Cadet squadron could face dissolution
By Phil Ambroziak
The future of Meadow Lake’s long-standing air cadet squadron is being described as cloudy at best.
While membership levels have remained steady for the last several years, air cadet squadron 520 is in need of more uniformed officers to help lead the group in the months and years that lie ahead – if it makes it that long.
“If we don’t find more people and our commanding officer (2nd Lt. Christina Lavallee) decides to leave town, we’re done,” remarked Jackie Toews, the squadron’s sponsoring committee chair. “This squadron was formed on March 2, 1950, so we’re looking at 63 years of history.”
Toews went on to explain the importance of having more uniformed staff members, noting it’s the cadets who sometimes lose out because of a lack of interest by adults.
“It’s important to have a full staff in order for the cadets to properly benefit,” she said. “When it comes to trips and other outlying events, sometimes our cadets miss out because of the shortage of uniformed staff.”
In addition to Lavallee, the squadron does have two civilian instructors. As Toews explained, however, both come from the same family.
“If there’s ever an emergency, they’d likely both be away at the same time,” she said.
Meanwhile, the squadron’s staffing shortcomings haven’t gone unnoticed by superior ranking officers. Capt. Deborah Nahachewsky, area cadet officer, was in Meadow Lake last week to inspect squadron 520.
“This is one of 11 squadrons I look after,” Nahachewsky said. “I visit the different units at least twice a year, but I’ve been coming here a little more than usual because of the ongoing issues they have. I’m hoping to get these guys back on their feet.”
Nahachewsky said the unit can have up to five uniformed staff members at one time.
“The way it is now does not allow for a succession plan,” she said. “Once Tina’s done her term, which is normally after three years, there’s nobody in line to take her place. I’m concerned about the current staff becoming burnt out. I’m also concerned about one of them possibly leaving the community for one reason or another. This squadron is at somewhat of a crisis point.”
The air cadets organization is run through a partnership between the Air Cadet League of Saskatchewan and the Department of National Defence. Squadron 520 currently boasts 17 youth members between the ages of 12 and 19. Opportunities include, but are not limited to, international exchanges, physical education, musical education, social development, an introduction to aviation, scholarships and a chance to earn a glider pilot’s licence.
“We’ve had one cadet from Meadow Lake go on to become a mechanic for the Snowbirds while another, Joey McKay, is learning to fly new planes for the air force,” Toews said. “Cadets gives young people so many great opportunities they wouldn’t necessarily get anywhere else. The numbers could be better – we’d like to see between 20 and 25 cadets. If you look back 20-30 years ago, this squadron had close to 100 members at one time.”

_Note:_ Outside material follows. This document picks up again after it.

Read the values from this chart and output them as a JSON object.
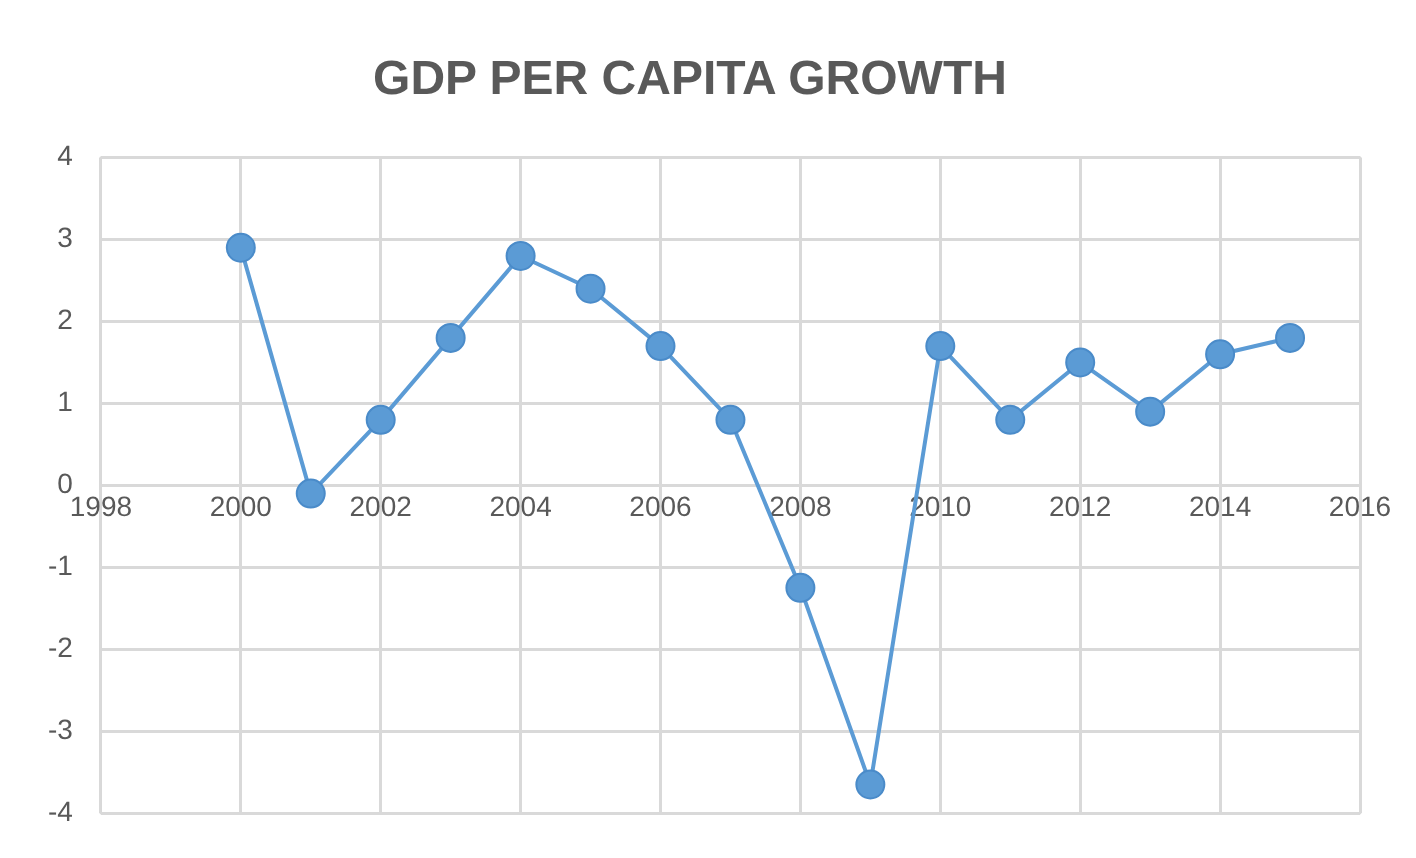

For now, however, the squadron would be pleased to see more adults express an interest in the group. To serve as a uniformed staff member, candidates need only be 18 years of age or older, have a Grade 12 education and be a Canadian citizen.
“There’s no need for prior military or cadet experience,” Nahachewsky said. “We’re also different than the average youth program in that we pay our staff. You’re not going to become rich, but you’re not out of pocket for your participation.”
Nahachewsky concluded with a note of optimism.
“This squadron has been through adversity in the past,” she said. “It’s experienced some ups and downs, but I’m sure we’ll see people from the community step forward. This is a keen group of kids and this would be a great way for someone to benefit both the cadets and themselves.”